Friuli Venezia Giulia

Winery Castellargo

Friuli Venezia Giulia

Grave del Friuli ALBUS

Grave del Friuli ALBUS Grave del Friuli ALBUS
Estate:
Castellargo
Wine:
Grave del Friuli ALBUS
Grape:
40% Friulano - 30% Chardonnay - 30% Sauvignon Blanc
Region:
Friuli Venezia Giulia
City:
Treppo Grande
Soil:
“Grave” = means hard because the land is very stony
Alcohol:
13.5
Acidity:
6.7
Residual sugar:
6.4

TASTING NOTES

Color:
Straw-yellow with green highlights.
Nose:
The wine is rich and flavorful; it combines the structure of the Chardonnay with the aromas of the Sauvigon (cantaloupe, grape fruit) and the unique character of the Friulano (cucumber, green pepper).
Taste:
This wine is dry, full and harmonious, keeps a good acidity with a long and lingering finish.

Comments

 Key selling points - In Italy's most confused wine region, Albus provides a strong example of the best characteristics of Friulian white wine.  It is one of an increasing number of singular and iconic white wines distinguishing themselves from the crowd of varietally named wines in Friuli, a group that is beginning to make significant inroads within leading accounts in the U.S.  Unlike many such wines, Castellargo with Albus does not go too far in its goal of distinguishing itself from the crowd, and does not concern itself with "natural" winemaking, Amphoras, or on the opposite pole, French oak.  This wine's success will be due to the expression of its regional personality and fruit, and its seamless balance.  This is a Friulian white that would be recognized as "typical" by the grandparents of today's Friulian winemakers, but which conveys its cultural authenticity in a thoroughly modern way.  

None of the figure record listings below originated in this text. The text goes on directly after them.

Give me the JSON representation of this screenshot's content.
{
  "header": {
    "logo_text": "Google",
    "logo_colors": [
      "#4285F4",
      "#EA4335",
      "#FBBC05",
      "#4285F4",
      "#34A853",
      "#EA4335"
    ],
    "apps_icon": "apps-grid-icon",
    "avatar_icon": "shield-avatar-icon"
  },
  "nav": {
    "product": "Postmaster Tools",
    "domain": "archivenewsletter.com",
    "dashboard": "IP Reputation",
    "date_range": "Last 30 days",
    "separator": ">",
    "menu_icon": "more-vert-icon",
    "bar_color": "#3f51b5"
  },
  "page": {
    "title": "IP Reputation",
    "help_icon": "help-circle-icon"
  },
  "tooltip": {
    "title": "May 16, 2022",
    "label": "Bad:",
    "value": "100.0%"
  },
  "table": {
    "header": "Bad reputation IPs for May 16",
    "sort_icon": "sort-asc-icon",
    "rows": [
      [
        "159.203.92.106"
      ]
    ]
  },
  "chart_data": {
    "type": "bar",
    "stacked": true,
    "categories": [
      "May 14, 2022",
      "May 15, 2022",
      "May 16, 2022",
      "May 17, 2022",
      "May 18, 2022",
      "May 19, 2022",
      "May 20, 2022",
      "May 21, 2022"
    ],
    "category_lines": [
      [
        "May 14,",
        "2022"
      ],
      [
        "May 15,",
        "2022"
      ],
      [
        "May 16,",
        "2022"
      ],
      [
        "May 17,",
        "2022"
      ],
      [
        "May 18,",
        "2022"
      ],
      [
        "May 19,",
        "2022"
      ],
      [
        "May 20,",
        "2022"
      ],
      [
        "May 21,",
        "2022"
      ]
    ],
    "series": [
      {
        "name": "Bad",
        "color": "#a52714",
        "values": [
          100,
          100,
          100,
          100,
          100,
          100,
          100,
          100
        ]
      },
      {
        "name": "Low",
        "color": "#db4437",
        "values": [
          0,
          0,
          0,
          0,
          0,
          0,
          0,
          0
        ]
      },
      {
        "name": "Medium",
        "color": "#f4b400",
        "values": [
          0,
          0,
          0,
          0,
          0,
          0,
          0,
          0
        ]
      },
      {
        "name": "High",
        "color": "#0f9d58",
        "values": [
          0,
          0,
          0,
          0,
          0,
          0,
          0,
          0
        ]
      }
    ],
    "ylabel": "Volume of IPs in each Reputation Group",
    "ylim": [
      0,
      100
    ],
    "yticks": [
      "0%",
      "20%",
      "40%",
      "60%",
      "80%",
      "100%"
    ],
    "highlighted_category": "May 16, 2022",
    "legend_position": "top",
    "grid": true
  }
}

The closest competitor of Albus is probably Vespa Bianco, though Vespa costs about three times more than Albus.  Tasting these wines side by side is highly advantageous to Albus.  Other competitors are Felluga's Terre Alte, though this has met considerable resistance in the U.S. and is not considered cutting edge, and a few of Jermann's bottlings, though once again, prices are much higher.  It is worth noting that Albus is drier than most top of the line Friulian whites, which use some residual sugar to amplify apparent body and concentration (Jermann is the best example of this).  

Consequently Albus is, relatively speaking, a "Wine for Adults", bone dry, and carrying considerable minerality, while still selling at a very fair price.  

Those not familiar with Friuli will identify Albus most closely with dry Loire valley Chenin Blanc.